I view this thinking as mistaken. It carries several conceptual mistakes. First, reproaching a staleness on the part of the government that is not real, but simply bewilderment over the exhaustion of the transactional formula and the challenge of finding alternative policies to the agreement with the nationalist elites. The same lack of imagination drags down the strategy of PSOE-PSC: yes they make proposals, but they are the same old ones: the familiar arrangement by which the state gives up a little bit of the power it still has in exchange for the secessionists to postpone their plans. There’s a refusal to accept that this is a world -one of cohabitation and temporary arrangements, that, like Béquer’s swallows, will not return. This is not only because the procés has politically activated a large swath of voters that will punish any concession to nationalists. The main reason is because, as the less lazy pundits point out, the conflict is not one between Catalonia and the state but one between Catalans. And with this being the problem -one of two confronted communities-, the solution lies in a new internal power sharing scheme among them -power sharing-, and not in armoring the tools with which the secessionist half built its hegemony. What the constitutionalist faction needs is better representation within Catalonia, and this points to changes in educational and cultural policies at the regional level in a direction opposite to the one demanded by nationalists and that the state may be tempted to offer.

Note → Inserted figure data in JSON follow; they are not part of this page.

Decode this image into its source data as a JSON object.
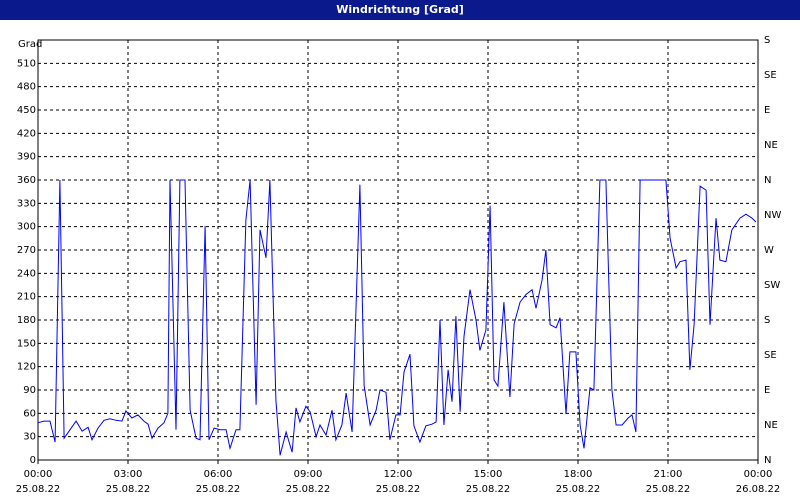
{
  "chart_data": {
    "type": "line",
    "title": "Windrichtung [Grad]",
    "y_label": "Grad",
    "x": [
      0,
      0.2,
      0.4,
      0.57,
      0.73,
      0.87,
      1.07,
      1.27,
      1.47,
      1.67,
      1.8,
      2,
      2.2,
      2.4,
      2.6,
      2.8,
      2.93,
      3.13,
      3.33,
      3.53,
      3.67,
      3.8,
      4,
      4.2,
      4.33,
      4.4,
      4.6,
      4.73,
      4.9,
      5.07,
      5.27,
      5.4,
      5.57,
      5.7,
      5.87,
      6.07,
      6.27,
      6.4,
      6.6,
      6.73,
      6.93,
      7.07,
      7.27,
      7.4,
      7.6,
      7.73,
      7.93,
      8.07,
      8.27,
      8.47,
      8.6,
      8.73,
      8.93,
      9.07,
      9.27,
      9.4,
      9.6,
      9.8,
      9.93,
      10.13,
      10.27,
      10.47,
      10.73,
      10.87,
      11.07,
      11.27,
      11.4,
      11.6,
      11.73,
      11.93,
      12.07,
      12.2,
      12.4,
      12.53,
      12.73,
      12.93,
      13.13,
      13.27,
      13.4,
      13.53,
      13.67,
      13.8,
      13.93,
      14.07,
      14.2,
      14.4,
      14.6,
      14.73,
      14.93,
      15.07,
      15.2,
      15.33,
      15.53,
      15.73,
      15.87,
      16.07,
      16.27,
      16.47,
      16.6,
      16.8,
      16.93,
      17.07,
      17.27,
      17.4,
      17.6,
      17.73,
      17.93,
      18.07,
      18.2,
      18.4,
      18.53,
      18.73,
      18.93,
      19.13,
      19.27,
      19.47,
      19.67,
      19.8,
      19.93,
      20.07,
      20.93,
      21.07,
      21.27,
      21.4,
      21.6,
      21.73,
      21.87,
      22.07,
      22.27,
      22.4,
      22.6,
      22.73,
      22.93,
      23.13,
      23.4,
      23.6,
      23.8,
      23.93
    ],
    "series": [
      {
        "color": "#0000ff",
        "values": [
          48,
          50,
          50,
          23,
          360,
          28,
          39,
          50,
          37,
          42,
          26,
          41,
          51,
          53,
          51,
          50,
          63,
          54,
          58,
          50,
          46,
          28,
          41,
          48,
          60,
          360,
          39,
          360,
          360,
          64,
          28,
          26,
          301,
          26,
          41,
          39,
          39,
          15,
          39,
          39,
          309,
          360,
          71,
          296,
          260,
          360,
          77,
          6,
          36,
          10,
          67,
          49,
          69,
          62,
          30,
          45,
          32,
          64,
          26,
          45,
          86,
          36,
          354,
          96,
          45,
          64,
          90,
          87,
          26,
          58,
          58,
          113,
          136,
          44,
          23,
          44,
          46,
          49,
          180,
          45,
          116,
          75,
          185,
          62,
          159,
          219,
          180,
          141,
          167,
          327,
          103,
          95,
          203,
          81,
          175,
          203,
          213,
          219,
          195,
          231,
          270,
          174,
          170,
          183,
          59,
          139,
          139,
          45,
          15,
          93,
          90,
          360,
          360,
          90,
          45,
          45,
          54,
          58,
          36,
          360,
          360,
          285,
          247,
          255,
          257,
          116,
          174,
          352,
          347,
          174,
          311,
          257,
          255,
          296,
          311,
          316,
          311,
          306
        ]
      }
    ],
    "xlim": [
      0,
      24
    ],
    "xticks": [
      {
        "value": 0,
        "label": "00:00\n25.08.22"
      },
      {
        "value": 3,
        "label": "03:00\n25.08.22"
      },
      {
        "value": 6,
        "label": "06:00\n25.08.22"
      },
      {
        "value": 9,
        "label": "09:00\n25.08.22"
      },
      {
        "value": 12,
        "label": "12:00\n25.08.22"
      },
      {
        "value": 15,
        "label": "15:00\n25.08.22"
      },
      {
        "value": 18,
        "label": "18:00\n25.08.22"
      },
      {
        "value": 21,
        "label": "21:00\n25.08.22"
      },
      {
        "value": 24,
        "label": "00:00\n26.08.22"
      }
    ],
    "ylim": [
      0,
      540
    ],
    "yticks": [
      0,
      30,
      60,
      90,
      120,
      150,
      180,
      210,
      240,
      270,
      300,
      330,
      360,
      390,
      420,
      450,
      480,
      510
    ],
    "y2lim": [
      0,
      540
    ],
    "y2ticks": [
      {
        "value": 0,
        "label": "N"
      },
      {
        "value": 45,
        "label": "NE"
      },
      {
        "value": 90,
        "label": "E"
      },
      {
        "value": 135,
        "label": "SE"
      },
      {
        "value": 180,
        "label": "S"
      },
      {
        "value": 225,
        "label": "SW"
      },
      {
        "value": 270,
        "label": "W"
      },
      {
        "value": 315,
        "label": "NW"
      },
      {
        "value": 360,
        "label": "N"
      },
      {
        "value": 405,
        "label": "NE"
      },
      {
        "value": 450,
        "label": "E"
      },
      {
        "value": 495,
        "label": "SE"
      },
      {
        "value": 540,
        "label": "S"
      }
    ],
    "grid": true
  }
}
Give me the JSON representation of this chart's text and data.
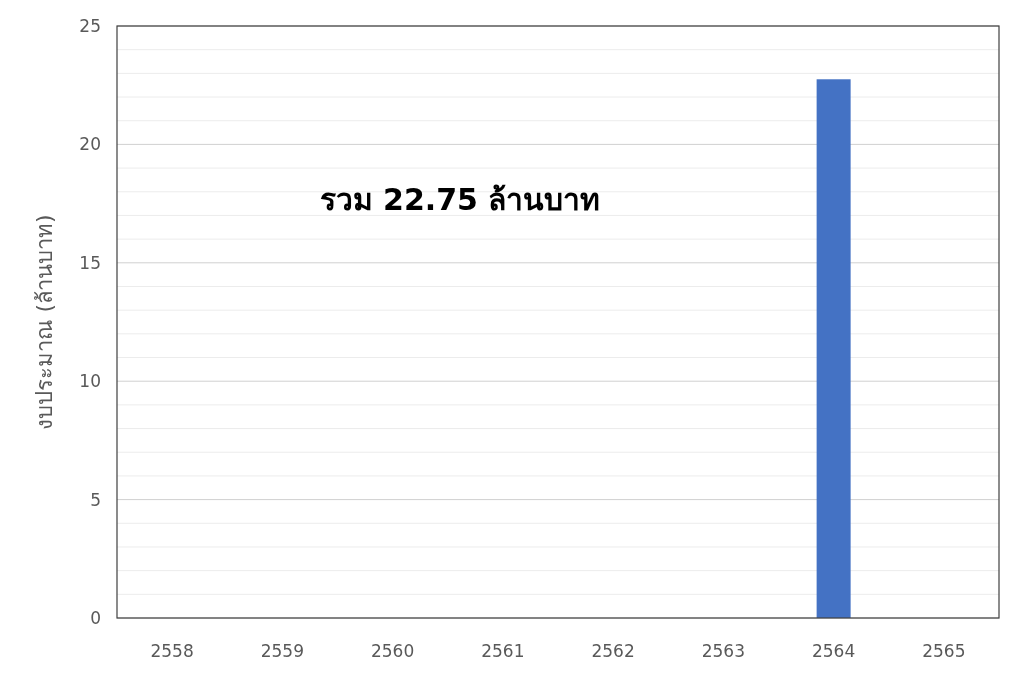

Does this mean that we should just settle for the current situation, the status quo, regardless of the unavoidable judicial clearance of what happened? No, if there is no transaction, there could well be transformation. The ideal of a Spain that is more just, more inclusive, proposed not only to Catalans but to all Spaniards, the ideal of a state reformation, borne not from hushed bargaining with nationalist elites but from public deliberation among citizenry. Rather than establishing guarantees for exclusionary linguistic policies, wouldn’t it be better to establish a proper federal linguistic policy, one that is inclusive and fair, by means of an official languages act? Isn’t being a pro-Europe, multilingual (and growingly multi-cultural) civic and exemplarily inclusive nation (like it already is in, for example, sexual diversity) a better, more stimulant and vanguardist project for Spain than that of being a staid plurinational state, an amalgamation of uniform self-centered ethnolinguistic communities that barely get along with each other? A Spain that do not solve the Catalan problem but transcend it. The transactional leadership that is demanded without a trace of enthusiasm is like putting a new sole on an old shoe. The transformational leadership that is needed is like buying a new pair of shoes, and not for “the next twenty years” but to optimistically look forward without an expiry date.